Troisième réveil dans le silence de la grande maison, le ciel de l’aube pâle et fragile dans la lucarne, pieds sur les planches je vais vers elle, bataille pour l’ouvrir, attrape le sac posé à terre, la boite de cigarillos, mon briquet, penchée bras et tête à l’extérieur au dessus du jardin qui commence à se dessiner je tire une bouffée, j’écrase le cigarillo sur la pierre, je sens la vie qui dort sous moi, avec un sentiment de culpabilité plein de tendresse, j’attends que la cendre soit froide, je souffle dessus, je me retourne vers le panier rond posé sur la grosse poutre transversale et ses minuscules fleurs peintes, je me recouche.
J’ouvre les yeux sur les fusils à pierre et les deux masques au mur au dessus de la bibliothèque basse, le bois blond des colonnes, la collection de Revue des deux mondes et les œuvres de Sade – ai essayé, ai baillé, plus encore que devant Bergson – je ramasse à terre le cahier de mémoires de mon grand-père, je vais le ranger parmi les autres dans le haut rayonnage à côté de la fenêtre, je bataille en vain pour que le store de bambou se relève en restant droit, du bruit dans le couloir, la salle de bains est libre.

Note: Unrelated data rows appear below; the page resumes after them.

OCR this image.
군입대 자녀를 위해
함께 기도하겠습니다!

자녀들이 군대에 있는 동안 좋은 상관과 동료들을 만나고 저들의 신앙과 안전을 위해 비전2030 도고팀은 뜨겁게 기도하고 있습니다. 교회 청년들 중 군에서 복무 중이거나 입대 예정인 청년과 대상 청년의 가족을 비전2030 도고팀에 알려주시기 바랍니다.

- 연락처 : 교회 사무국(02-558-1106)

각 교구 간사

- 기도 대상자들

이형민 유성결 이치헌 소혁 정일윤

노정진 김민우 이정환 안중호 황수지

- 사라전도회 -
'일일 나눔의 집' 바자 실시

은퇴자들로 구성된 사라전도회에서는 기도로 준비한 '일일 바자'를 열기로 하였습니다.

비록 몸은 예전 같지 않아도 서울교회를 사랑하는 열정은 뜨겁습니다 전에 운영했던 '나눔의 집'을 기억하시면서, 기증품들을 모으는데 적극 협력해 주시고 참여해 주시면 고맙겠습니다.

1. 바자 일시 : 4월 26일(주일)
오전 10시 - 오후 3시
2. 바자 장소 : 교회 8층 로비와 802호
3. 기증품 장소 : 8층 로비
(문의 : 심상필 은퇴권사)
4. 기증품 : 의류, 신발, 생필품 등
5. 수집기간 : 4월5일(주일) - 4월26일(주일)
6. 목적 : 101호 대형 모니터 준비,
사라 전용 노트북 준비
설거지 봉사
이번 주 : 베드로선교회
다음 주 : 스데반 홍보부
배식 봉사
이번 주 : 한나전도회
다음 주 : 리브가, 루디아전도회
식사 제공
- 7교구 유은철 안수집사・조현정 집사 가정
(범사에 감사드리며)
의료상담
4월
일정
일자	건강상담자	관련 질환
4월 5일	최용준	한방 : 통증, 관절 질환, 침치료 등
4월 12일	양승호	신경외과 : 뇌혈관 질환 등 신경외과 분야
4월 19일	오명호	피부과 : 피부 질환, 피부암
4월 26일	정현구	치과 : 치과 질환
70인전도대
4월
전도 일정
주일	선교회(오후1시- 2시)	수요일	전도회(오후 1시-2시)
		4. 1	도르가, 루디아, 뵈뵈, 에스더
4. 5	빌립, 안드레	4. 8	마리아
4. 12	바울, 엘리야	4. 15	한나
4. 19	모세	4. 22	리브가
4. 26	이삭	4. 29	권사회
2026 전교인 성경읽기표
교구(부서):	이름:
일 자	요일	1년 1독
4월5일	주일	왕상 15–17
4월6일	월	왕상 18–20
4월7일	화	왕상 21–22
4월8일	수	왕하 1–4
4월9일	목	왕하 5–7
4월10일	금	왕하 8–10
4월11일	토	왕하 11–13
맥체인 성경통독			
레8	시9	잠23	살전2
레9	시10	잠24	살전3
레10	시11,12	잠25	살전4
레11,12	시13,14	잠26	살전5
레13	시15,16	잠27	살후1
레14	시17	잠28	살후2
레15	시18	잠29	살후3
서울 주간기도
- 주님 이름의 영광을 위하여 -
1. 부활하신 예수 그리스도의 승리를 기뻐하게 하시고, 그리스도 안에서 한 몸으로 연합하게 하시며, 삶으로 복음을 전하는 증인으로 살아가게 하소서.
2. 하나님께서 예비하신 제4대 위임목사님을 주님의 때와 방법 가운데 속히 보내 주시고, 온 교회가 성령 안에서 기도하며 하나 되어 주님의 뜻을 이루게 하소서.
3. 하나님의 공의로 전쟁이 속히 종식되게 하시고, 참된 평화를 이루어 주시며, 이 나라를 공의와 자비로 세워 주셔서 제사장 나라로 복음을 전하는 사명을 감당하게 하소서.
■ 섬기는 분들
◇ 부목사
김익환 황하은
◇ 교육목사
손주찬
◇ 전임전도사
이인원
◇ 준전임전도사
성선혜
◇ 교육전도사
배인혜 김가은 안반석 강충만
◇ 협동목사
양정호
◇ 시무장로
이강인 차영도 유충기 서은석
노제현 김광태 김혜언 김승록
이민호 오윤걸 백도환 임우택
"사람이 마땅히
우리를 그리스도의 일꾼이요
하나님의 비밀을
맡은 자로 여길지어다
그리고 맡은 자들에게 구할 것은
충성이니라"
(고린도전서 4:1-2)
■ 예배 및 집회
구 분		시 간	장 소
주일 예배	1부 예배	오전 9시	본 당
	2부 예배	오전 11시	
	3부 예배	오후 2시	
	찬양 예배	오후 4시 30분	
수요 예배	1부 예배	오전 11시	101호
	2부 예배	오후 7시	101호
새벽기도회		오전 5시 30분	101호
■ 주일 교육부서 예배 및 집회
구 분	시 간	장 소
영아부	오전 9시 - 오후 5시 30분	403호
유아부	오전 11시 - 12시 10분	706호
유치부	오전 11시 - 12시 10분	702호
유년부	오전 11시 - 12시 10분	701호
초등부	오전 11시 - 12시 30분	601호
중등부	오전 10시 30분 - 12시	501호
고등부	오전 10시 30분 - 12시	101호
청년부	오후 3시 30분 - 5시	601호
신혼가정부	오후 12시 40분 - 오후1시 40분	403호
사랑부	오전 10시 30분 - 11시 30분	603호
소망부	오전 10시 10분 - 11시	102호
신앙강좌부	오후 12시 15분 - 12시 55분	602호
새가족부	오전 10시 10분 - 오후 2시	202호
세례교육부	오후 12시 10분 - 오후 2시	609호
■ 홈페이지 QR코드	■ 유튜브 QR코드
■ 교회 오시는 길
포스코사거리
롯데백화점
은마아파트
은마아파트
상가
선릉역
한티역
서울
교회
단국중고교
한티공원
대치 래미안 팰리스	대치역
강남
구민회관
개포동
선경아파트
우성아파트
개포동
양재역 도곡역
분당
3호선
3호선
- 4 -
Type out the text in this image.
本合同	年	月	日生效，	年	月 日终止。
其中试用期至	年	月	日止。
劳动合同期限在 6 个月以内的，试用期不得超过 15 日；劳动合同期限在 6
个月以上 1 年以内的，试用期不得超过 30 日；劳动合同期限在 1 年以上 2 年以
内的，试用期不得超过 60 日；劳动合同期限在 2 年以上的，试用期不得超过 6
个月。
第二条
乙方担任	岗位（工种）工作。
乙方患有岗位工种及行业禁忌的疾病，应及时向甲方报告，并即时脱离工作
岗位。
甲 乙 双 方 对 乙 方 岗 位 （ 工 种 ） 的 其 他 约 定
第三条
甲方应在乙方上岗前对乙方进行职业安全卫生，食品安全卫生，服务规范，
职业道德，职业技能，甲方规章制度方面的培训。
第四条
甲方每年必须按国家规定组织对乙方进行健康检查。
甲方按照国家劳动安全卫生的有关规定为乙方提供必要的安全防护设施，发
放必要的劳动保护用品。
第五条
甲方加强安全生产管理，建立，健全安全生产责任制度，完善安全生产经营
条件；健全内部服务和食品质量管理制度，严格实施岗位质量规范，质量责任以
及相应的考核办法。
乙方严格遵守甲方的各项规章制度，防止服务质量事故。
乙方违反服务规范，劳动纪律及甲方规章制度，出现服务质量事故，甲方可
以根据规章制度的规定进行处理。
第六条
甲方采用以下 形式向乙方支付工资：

L’impression de flotter, la fatigue qui reprend possession mais le sentiment que ce n’est plus de même que… la main qui tâtonne, ne trouve rien, j’ouvre les yeux, un mur, je tourne la tête, oui c’est vrai, premier jour dans ce qui sera l’antre, la vie sans fardeau, Avignon.
image © Brigitte Célérier – Avignon
Plaisir non dissimulé à vous lire…
merci
Quel plaisir
Bon j’apprends ce qui te met de bonne humeur 😉 Belle suite d’éveils, on est avec toi !
merci Philippe, merci Marlen (j’allais profiter de mon petit temps d’attente pour aller te lire… en glissant vite je t’ai repérée)
Cette manière tellement sensible de s’éveiller au monde… Merci de nous initier !
je pense que c’est instinctif et plus ou moins bien négocié (par moi assez mal) cette chute chaque fois dans le monde.